I empathized most with Zack, who seemed completely fed up with all this petty cat-fighting. Although cat-fighting might be inaccurate, since Jean is the typical girl oblivious that her love is actually not unrequited after all. Yawn.

Maybe I’m just too old for high school drama. It’s easy to tell a fictional character to snap out of it and get some confidence, but I know that it’s easier said than done in real life. I wish that I could go back and tell my 16-year-old self to stop worrying what the “popular” kids think about you, because those bullies weren’t worth the brain space anyway.

I’m just going to chalk Jinx up to being an older novel that’s not representative of Cabot’s level of work. I’m also skeptical of trying audio versions of her books in the future, since I may be more accepting of teenage immaturity in print. Hopefully, Awaken will redeem my previously high opinion of this queen of teen fiction! Fingers crossed!

Book Review: Truly, Madly

Rating: 4 out of 5

I’m slowly joining the 21st-century book-loving world, as I just joined Goodreads! I love how I can chart my reading progress, rate and review books, and connect with fellow bibliophiles! My goal on this social network is to somehow recall every book I’ve ever read and rate it–I’m at over 230 books, so I’m sure I have a long way to go! You can add me by clicking this link.

Now back to my review. Truly, Madly was one of the two novels that I bought while I was in Japan, and I read the majority of it on my ten-hour-long flight back home. It was published in 2010 and written by Heather Webber.

I gravitated toward Truly, Madly in the bookstore, because I’m a sucker for cutesy covers. The curlier the font, the happier the ending, right?

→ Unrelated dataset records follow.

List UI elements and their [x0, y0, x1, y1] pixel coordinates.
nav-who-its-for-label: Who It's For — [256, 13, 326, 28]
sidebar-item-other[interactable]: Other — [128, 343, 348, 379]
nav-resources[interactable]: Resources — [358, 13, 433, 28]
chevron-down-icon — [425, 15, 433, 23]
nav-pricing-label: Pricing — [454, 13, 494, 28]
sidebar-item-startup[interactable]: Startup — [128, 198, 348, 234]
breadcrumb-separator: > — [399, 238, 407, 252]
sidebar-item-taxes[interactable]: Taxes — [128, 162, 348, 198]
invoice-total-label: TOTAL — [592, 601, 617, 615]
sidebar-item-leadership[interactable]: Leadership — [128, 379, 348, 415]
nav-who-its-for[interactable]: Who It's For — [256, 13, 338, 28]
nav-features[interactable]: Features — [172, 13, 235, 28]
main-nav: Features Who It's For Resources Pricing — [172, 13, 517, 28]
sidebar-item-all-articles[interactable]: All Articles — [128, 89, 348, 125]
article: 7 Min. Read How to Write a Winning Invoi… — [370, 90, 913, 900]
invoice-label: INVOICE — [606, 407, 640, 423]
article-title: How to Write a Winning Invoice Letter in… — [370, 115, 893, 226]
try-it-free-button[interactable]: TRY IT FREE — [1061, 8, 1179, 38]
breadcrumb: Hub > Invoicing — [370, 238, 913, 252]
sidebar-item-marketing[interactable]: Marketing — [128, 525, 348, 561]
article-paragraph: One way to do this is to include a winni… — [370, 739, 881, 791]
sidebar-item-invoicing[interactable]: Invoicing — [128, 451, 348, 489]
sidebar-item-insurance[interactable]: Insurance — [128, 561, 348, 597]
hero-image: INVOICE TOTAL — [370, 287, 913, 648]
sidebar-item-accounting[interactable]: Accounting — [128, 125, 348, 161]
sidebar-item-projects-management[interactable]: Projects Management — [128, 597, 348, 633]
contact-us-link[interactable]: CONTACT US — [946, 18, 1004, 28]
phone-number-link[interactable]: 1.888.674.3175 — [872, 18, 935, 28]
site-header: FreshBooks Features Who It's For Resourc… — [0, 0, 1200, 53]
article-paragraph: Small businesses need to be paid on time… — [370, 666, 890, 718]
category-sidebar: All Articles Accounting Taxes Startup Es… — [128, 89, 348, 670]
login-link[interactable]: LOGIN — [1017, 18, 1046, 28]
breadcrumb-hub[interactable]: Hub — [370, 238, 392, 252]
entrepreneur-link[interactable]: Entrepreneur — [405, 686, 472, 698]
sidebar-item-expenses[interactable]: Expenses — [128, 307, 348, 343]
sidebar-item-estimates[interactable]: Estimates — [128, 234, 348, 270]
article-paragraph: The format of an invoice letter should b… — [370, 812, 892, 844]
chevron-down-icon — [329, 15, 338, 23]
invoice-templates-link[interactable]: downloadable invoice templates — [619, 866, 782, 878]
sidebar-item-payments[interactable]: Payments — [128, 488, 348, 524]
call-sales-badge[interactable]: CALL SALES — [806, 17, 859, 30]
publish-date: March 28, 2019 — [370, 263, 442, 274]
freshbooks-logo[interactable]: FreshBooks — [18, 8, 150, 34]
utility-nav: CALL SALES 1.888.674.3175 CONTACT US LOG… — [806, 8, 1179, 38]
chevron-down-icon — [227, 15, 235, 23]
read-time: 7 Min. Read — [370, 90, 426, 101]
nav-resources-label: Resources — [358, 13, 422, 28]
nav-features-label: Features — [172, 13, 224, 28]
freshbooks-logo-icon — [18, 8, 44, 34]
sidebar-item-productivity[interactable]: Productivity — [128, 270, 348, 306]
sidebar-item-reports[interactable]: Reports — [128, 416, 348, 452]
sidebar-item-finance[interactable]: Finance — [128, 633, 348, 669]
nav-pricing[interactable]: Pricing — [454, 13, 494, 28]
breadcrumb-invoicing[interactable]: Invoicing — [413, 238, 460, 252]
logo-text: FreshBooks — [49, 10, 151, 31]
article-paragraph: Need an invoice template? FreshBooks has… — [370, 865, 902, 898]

The romance novel follows Lucy Valentine, who reluctantly takes over her father’s match-making business after he’s caught in an extramarital affair. The catch is that every Valentine in her family matches people based on the auras that they can secretly see–well, except for Lucy.

As a teen, Lucy’s supernatural aura-reading powers were zapped away in an electrical surge, only to be replaced by the ability to find lost objects. Just think of your missing item, shake Lucy’s hand, and bam! She’ll know where it is.

This skill comes in handy when she has a vision of a missing wedding ring–on a dead body–immediately embroiling her in a murder case. She asks the assistance of sexy private eye Sean Donahue…and I’m pretty sure you can guess what happens next.

I just hope you weren’t guessing sex, because unfortunately Webber makes the reader wait for the sequels for that. However, that’s not to say there aren’t any steamy moments, because Lucy and Sean have great chemistry. I enjoyed their witty banter and watching them slowly learn to trust one another and fall in love.

Like many romance novels, the mystery plot was a bit clunky and unrealistic, so hopefully the sequels will smooth out the rough patches. Other than that, I was pleasantly surprised by this book, which I bought on a whim. I guess you can judge a book by its cutesy cover!